# Arc length of vector function - the integral seems impossible

• overpen57mm
In summary: So in summary, you have an integral over ##\|(e^x \cdot F(x))'\|=\|e^x(F'(x)+F(x))\|=2e^x \sqrt{(\cos 2x -\sin 2x)^2+(\sin 2x+\cos 2x)^2+1^2}## where ##F(x)=(\cos 2x,\sin 2x,1).##

#### overpen57mm

Homework Statement
Find the arc length from 0-3pi for v(x)=(e^x cos(2x), e^x sin(2x), e^x)
Relevant Equations
Arc length formula for vector equations
The vector equation is ## v(x)=(e^x cos(2x), e^x sin(2x), e^x) ##

I know the arc-length formula is ## S=\int_a^b \|v(x)\| \,dx ##

I found the derivative from a previous question dealing with this same function, but the when I plug it into the arc-length function I get an integral that I've tried and tried but just can't get anywhere with.

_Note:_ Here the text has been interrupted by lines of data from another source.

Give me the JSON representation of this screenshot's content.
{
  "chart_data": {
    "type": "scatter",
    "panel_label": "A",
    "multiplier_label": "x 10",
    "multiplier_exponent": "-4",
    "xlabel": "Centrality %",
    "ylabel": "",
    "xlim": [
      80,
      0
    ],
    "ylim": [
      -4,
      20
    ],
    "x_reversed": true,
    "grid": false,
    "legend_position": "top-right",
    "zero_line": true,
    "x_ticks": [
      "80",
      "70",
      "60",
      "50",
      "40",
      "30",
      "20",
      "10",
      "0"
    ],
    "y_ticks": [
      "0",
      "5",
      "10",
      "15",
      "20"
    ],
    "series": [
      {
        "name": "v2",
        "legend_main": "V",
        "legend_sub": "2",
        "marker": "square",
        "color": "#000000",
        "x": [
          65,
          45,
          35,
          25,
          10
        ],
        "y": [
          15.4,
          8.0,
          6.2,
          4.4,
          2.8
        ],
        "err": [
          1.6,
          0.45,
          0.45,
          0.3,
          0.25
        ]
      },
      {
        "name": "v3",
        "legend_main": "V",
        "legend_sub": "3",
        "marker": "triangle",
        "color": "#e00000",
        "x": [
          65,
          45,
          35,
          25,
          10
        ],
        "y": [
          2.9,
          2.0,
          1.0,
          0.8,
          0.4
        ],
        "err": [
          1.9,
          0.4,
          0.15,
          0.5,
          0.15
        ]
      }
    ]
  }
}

The complexity of the problem also makes me think that I might be approaching it from the wrong direction. Here is the integral as I understand it: $$\int{\sqrt{ (e^{2x}) ( (-2\sin(2x) + \cos(2x))^2 + (2\cos(2x)+\sin(2x))^2 + 1 ) }} \, dx$$

I would appreciate any tips on the integral or the problem as a whole, if there's another way to solve it that I haven't seen.

You have an integral over ##\|(e^x \cdot F(x))'\|=\|e^x(F'(x)+F(x))\|=2e^x \sqrt{(\cos 2x -\sin 2x)^2+(\sin 2x+\cos 2x)^2+1^2}## where ##F(x)=(\cos 2x,\sin 2x,1).##

Last edited:
overpen57mm
fresh_42 said:
You have an integral over ##\|(e^x \cdot F(x))'\|=\|e^x(F'(x)+F(x))\|=2e^x \sqrt{(\cos 2x -\sin 2x)^2+(\sin 2x+\cos 2x)^2+1^2}## where ##F(x)=(\cos 2x,\sin 2x,1).##
Thanks, I guess I was blinded by the derivative I got from the previous question.